Plaintiffs first argue that the hearing officer’s administrative findings are not entitled to deference because they were not regularly made. The Fourth Circuit has made clear that in determining whether a hearing officer’s findings of fact were “regularly made” and therefore entitled to “due weight,” reviewing courts should focus “on the process through which the findings were made.”

Here, the hearing officer conducted a lengthy, seven-day hearing during which she permitted the parents and the school board to call witnesses without restriction and to direct- and cross-examine the witnesses. Indeed, the testimony of the 18 witnesses who testified during the hearing comprises roughly 2,300 pages of transcript.

Moreover, it is clear from a review of the transcript that the hearing officer was actively involved throughout the hearing, taking notes and asking her own questions of the witnesses. The hearing officer also permitted parties to introduce exhibits, and the parties did so, submitting a total of 198 exhibits into the record. The hearing officer also permitted the parties to file post-hearing briefs.

After hearing all the evidence and receiving post-hearing briefs from the parties, the hearing officer issued a thorough 59-page decision detailing her findings and analysis. Her detailed decision includes hundreds of citations to the transcript and exhibits. Moreover, the decision made explicit findings as to the credibility of the witnesses and provided explanations for her decision to rely on certain witnesses over others. Plaintiff’s argument that the hearing officer’s findings were not “regularly made” must be rejected.


Plaintiffs argue that the hearing officer reached the wrong conclusion for four reasons: (1) the hearing officer failed to apply the proper FAPE standard under Supreme Court precedent; (2) the hearing officer erred in excusing FCPS’s response to the COVID-19 pandemic; (3) the hearing officer improperly credited FCPS’s witnesses while discrediting the testimony of the parents’ expert witnesses and (4) the hearing officer erred in concluding that Burke School was an appropriate placement for M.B. rather than Phillips School. Each of these arguments fails.

The hearing officer properly determined that FCPS met the IDEA’s requirements here. FCPS clearly provided M.B. with an IEP and proposed placement that enabled M.B. to make reasonable progress in light of M.B.’s circumstances.
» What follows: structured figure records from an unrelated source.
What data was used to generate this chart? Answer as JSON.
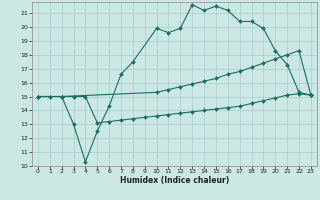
{
  "xlabel": "Humidex (Indice chaleur)",
  "xlim": [
    -0.5,
    23.5
  ],
  "ylim": [
    10,
    21.8
  ],
  "yticks": [
    10,
    11,
    12,
    13,
    14,
    15,
    16,
    17,
    18,
    19,
    20,
    21
  ],
  "xticks": [
    0,
    1,
    2,
    3,
    4,
    5,
    6,
    7,
    8,
    9,
    10,
    11,
    12,
    13,
    14,
    15,
    16,
    17,
    18,
    19,
    20,
    21,
    22,
    23
  ],
  "bg_color": "#cce8e4",
  "grid_color": "#aaccca",
  "line_color": "#1a6e64",
  "line1": {
    "x": [
      0,
      1,
      2,
      3,
      4,
      5,
      6,
      7,
      8,
      10,
      11,
      12,
      13,
      14,
      15,
      16,
      17,
      18,
      19,
      20,
      21,
      22,
      23
    ],
    "y": [
      15,
      15,
      15,
      13,
      10.3,
      12.5,
      14.3,
      16.6,
      17.5,
      19.9,
      19.6,
      19.9,
      21.6,
      21.2,
      21.5,
      21.2,
      20.4,
      20.4,
      19.9,
      18.3,
      17.3,
      15.3,
      15.1
    ]
  },
  "line2": {
    "x": [
      0,
      2,
      10,
      11,
      12,
      13,
      14,
      15,
      16,
      17,
      18,
      19,
      20,
      21,
      22,
      23
    ],
    "y": [
      15,
      15,
      15.3,
      15.5,
      15.7,
      15.9,
      16.1,
      16.3,
      16.6,
      16.8,
      17.1,
      17.4,
      17.7,
      18.0,
      18.3,
      15.1
    ]
  },
  "line3": {
    "x": [
      0,
      2,
      3,
      4,
      5,
      6,
      7,
      8,
      9,
      10,
      11,
      12,
      13,
      14,
      15,
      16,
      17,
      18,
      19,
      20,
      21,
      22,
      23
    ],
    "y": [
      15,
      15,
      15,
      15,
      13.1,
      13.2,
      13.3,
      13.4,
      13.5,
      13.6,
      13.7,
      13.8,
      13.9,
      14.0,
      14.1,
      14.2,
      14.3,
      14.5,
      14.7,
      14.9,
      15.1,
      15.2,
      15.1
    ]
  }
}
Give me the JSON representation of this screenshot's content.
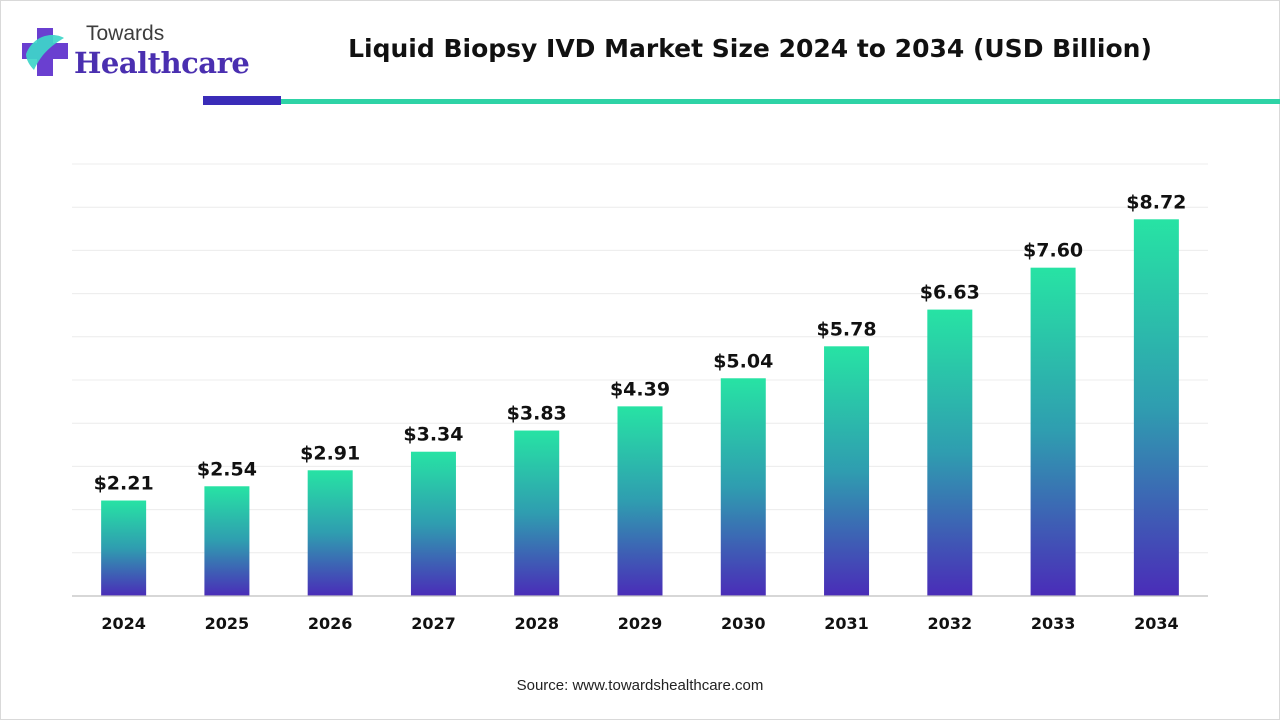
{
  "brand": {
    "top": "Towards",
    "main": "Healthcare"
  },
  "colors": {
    "bar_top": "#27e3a4",
    "bar_mid": "#2f9db0",
    "bar_bottom": "#4a2cb8",
    "rule_dark": "#3a2cb8",
    "rule_teal": "#2ed3a6",
    "brand_text": "#4a2fb0"
  },
  "chart_data": {
    "type": "bar",
    "title": "Liquid Biopsy IVD Market Size 2024 to 2034 (USD Billion)",
    "categories": [
      "2024",
      "2025",
      "2026",
      "2027",
      "2028",
      "2029",
      "2030",
      "2031",
      "2032",
      "2033",
      "2034"
    ],
    "values": [
      2.21,
      2.54,
      2.91,
      3.34,
      3.83,
      4.39,
      5.04,
      5.78,
      6.63,
      7.6,
      8.72
    ],
    "value_labels": [
      "$2.21",
      "$2.54",
      "$2.91",
      "$3.34",
      "$3.83",
      "$4.39",
      "$5.04",
      "$5.78",
      "$6.63",
      "$7.60",
      "$8.72"
    ],
    "ylim": [
      0,
      10
    ],
    "grid": true,
    "legend": "none"
  },
  "source": "Source: www.towardshealthcare.com"
}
Thus, plaintiffs’ request for reimbursement for M.B.’s 2021-22 school year at Phillips School and their request for funding for M.B.’s placement at Phillips School going forward must be denied.

Plaintiffs’ motion for summary judgment denied. Defendant’s motion for summary judgment granted.

M.B. v. Fairfax County School Board, Case No. 1:22-cv-930, Aug. 22, 2023. EDVA at Alexandria (Ellis). VLW 023-3-499. 25 pp.